In Klein Matterhorn, after we had made enough fools of ourselves in the snow (Read – A Tryst with the Matterhorn in Zermatt), Tanya took us all for a tour inside an actual glacier. I am not a mountaineer and hence not even in my wildest dreams had I ever imagined that I could someday walk on / in a glacier. That too via an easy short cut i.e. cable cars and lifts 🙂
From the ski lift station of Matterhorn Glacier Paradise there is a lift that took us right into the heart of the highest glacier palace in the world. This tunnel is almost 15 metres under the surface of the glacier and on first impressions seems like a large mystical ice cave or tunnel with a clearly defined path leading into a mysterious abyss. And we ventured forth to discover its mysteries.
The first thing that we noticed were the walls and ceilings, that had unique shapes and patterns made by ice all around – some circular, some conical and some completely random yet beautiful.
We then saw the beautiful snow sculptures that have been placed in small nooks and corners and lit in multiple colors. These sculptures ranged from the Matterhorn to local houses and animals. And I understand that these sculptures are also renewed pretty regularly.
But what really amazed me was the crevasse. A crevasse is a deep vertical or near vertical crack in an ice sheet or glacier formed as a result of movement and resulting stress associated with the shear stress generated when two semi-rigid pieces above a plastic substrate have different rates of movement. These get lethal for people walking on snow, as they become invisible when covered by a snow bridge made of the previous years’ accumulation and snow drifts. We however saw them from the bottom and I was amazed with its height and the sheer drop possible (should someone accidentally fall through one of them). Though adventurers and daredevils can actually return up by walking through a glacier crevasse here, we didn’t attempt any such thing.
I also loved the entire ambience created here with discreet multi colored lighting and soft music that transports you into Ali Baba’s cave with treasures all around you. Tanya also told us that each year the glacier keeps moving and hence they make the passages accordingly.

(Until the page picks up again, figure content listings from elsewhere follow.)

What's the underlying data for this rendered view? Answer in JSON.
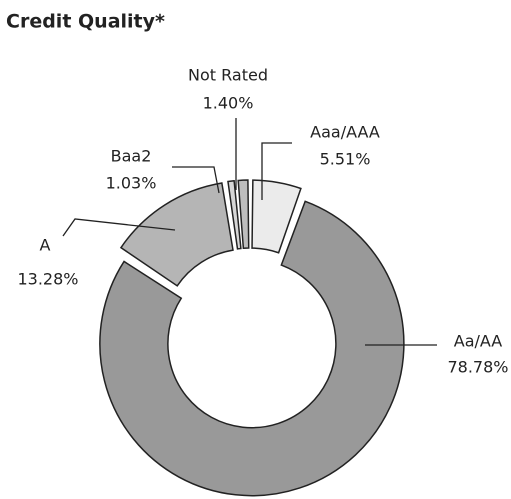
{
  "chart_data": {
    "type": "donut",
    "title": "Credit Quality*",
    "categories": [
      "Aaa/AAA",
      "Aa/AA",
      "A",
      "Baa2",
      "Not Rated"
    ],
    "values": [
      5.51,
      78.78,
      13.28,
      1.03,
      1.4
    ],
    "value_labels": [
      "5.51%",
      "78.78%",
      "13.28%",
      "1.03%",
      "1.40%"
    ],
    "colors": [
      "#ebebeb",
      "#999999",
      "#b5b5b5",
      "#d6d6d6",
      "#bdbdbd"
    ]
  }
}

And I felt that this entire Palace has been carefully planned and designed and even provides information about the creation of the glacier palace and glaciology.

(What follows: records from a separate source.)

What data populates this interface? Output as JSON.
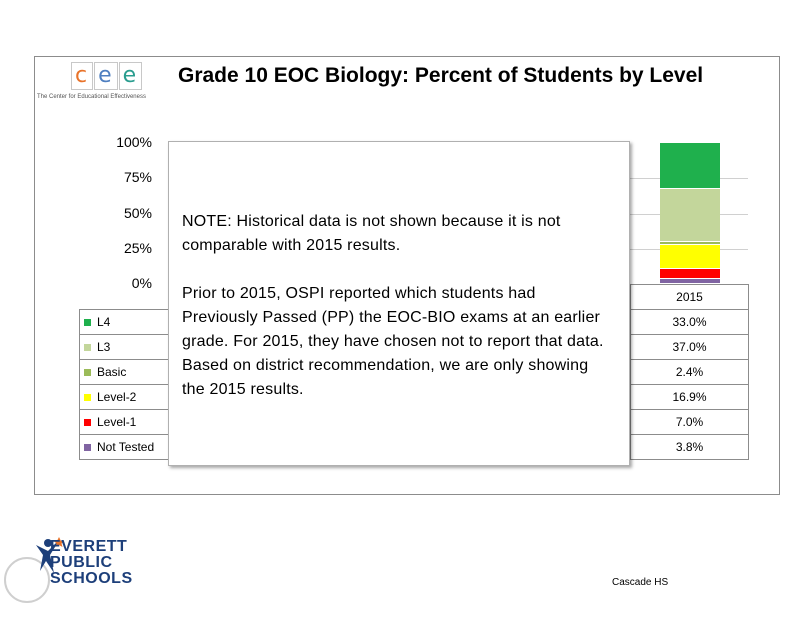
{
  "logo": {
    "letters": [
      "c",
      "e",
      "e"
    ],
    "subtitle": "The Center for Educational Effectiveness",
    "colors": [
      "#e8732a",
      "#4f7fc0",
      "#2a9d8f"
    ]
  },
  "title": "Grade 10 EOC Biology: Percent of Students by Level",
  "note": {
    "paragraph1": "NOTE:  Historical data is not shown because it is not comparable with 2015 results.",
    "paragraph2": "Prior to 2015, OSPI reported which students had Previously Passed (PP) the EOC-BIO exams at an earlier grade. For 2015, they have chosen not to report that data. Based on district recommendation, we are only showing the 2015 results."
  },
  "chart_data": {
    "type": "bar",
    "stacked": true,
    "categories": [
      "2015"
    ],
    "yticks": [
      "100%",
      "75%",
      "50%",
      "25%",
      "0%"
    ],
    "ylim": [
      0,
      100
    ],
    "series": [
      {
        "name": "L4",
        "values": [
          33.0
        ],
        "label": "33.0%",
        "color": "#1fb04d"
      },
      {
        "name": "L3",
        "values": [
          37.0
        ],
        "label": "37.0%",
        "color": "#c3d69b"
      },
      {
        "name": "Basic",
        "values": [
          2.4
        ],
        "label": "2.4%",
        "color": "#9bbb59"
      },
      {
        "name": "Level-2",
        "values": [
          16.9
        ],
        "label": "16.9%",
        "color": "#ffff00"
      },
      {
        "name": "Level-1",
        "values": [
          7.0
        ],
        "label": "7.0%",
        "color": "#ff0000"
      },
      {
        "name": "Not Tested",
        "values": [
          3.8
        ],
        "label": "3.8%",
        "color": "#8064a2"
      }
    ]
  },
  "district": {
    "line1": "EVERETT",
    "line2": "PUBLIC",
    "line3": "SCHOOLS"
  },
  "footer": "Cascade HS"
}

Some walls here were also covered by plastic sheets as ice keeps melting due to all the lights and warmth. This in turn reminded me about the threats these glaciers face due to global warming and the care that we need to take to protect the environment from such a disasters. I guess such visits could be made more educational too.
Anyways, overall I felt its a unique experience and a cheat’s way of crossing off “walking on a glacier” from your “Travel To Do” List 😉 What say?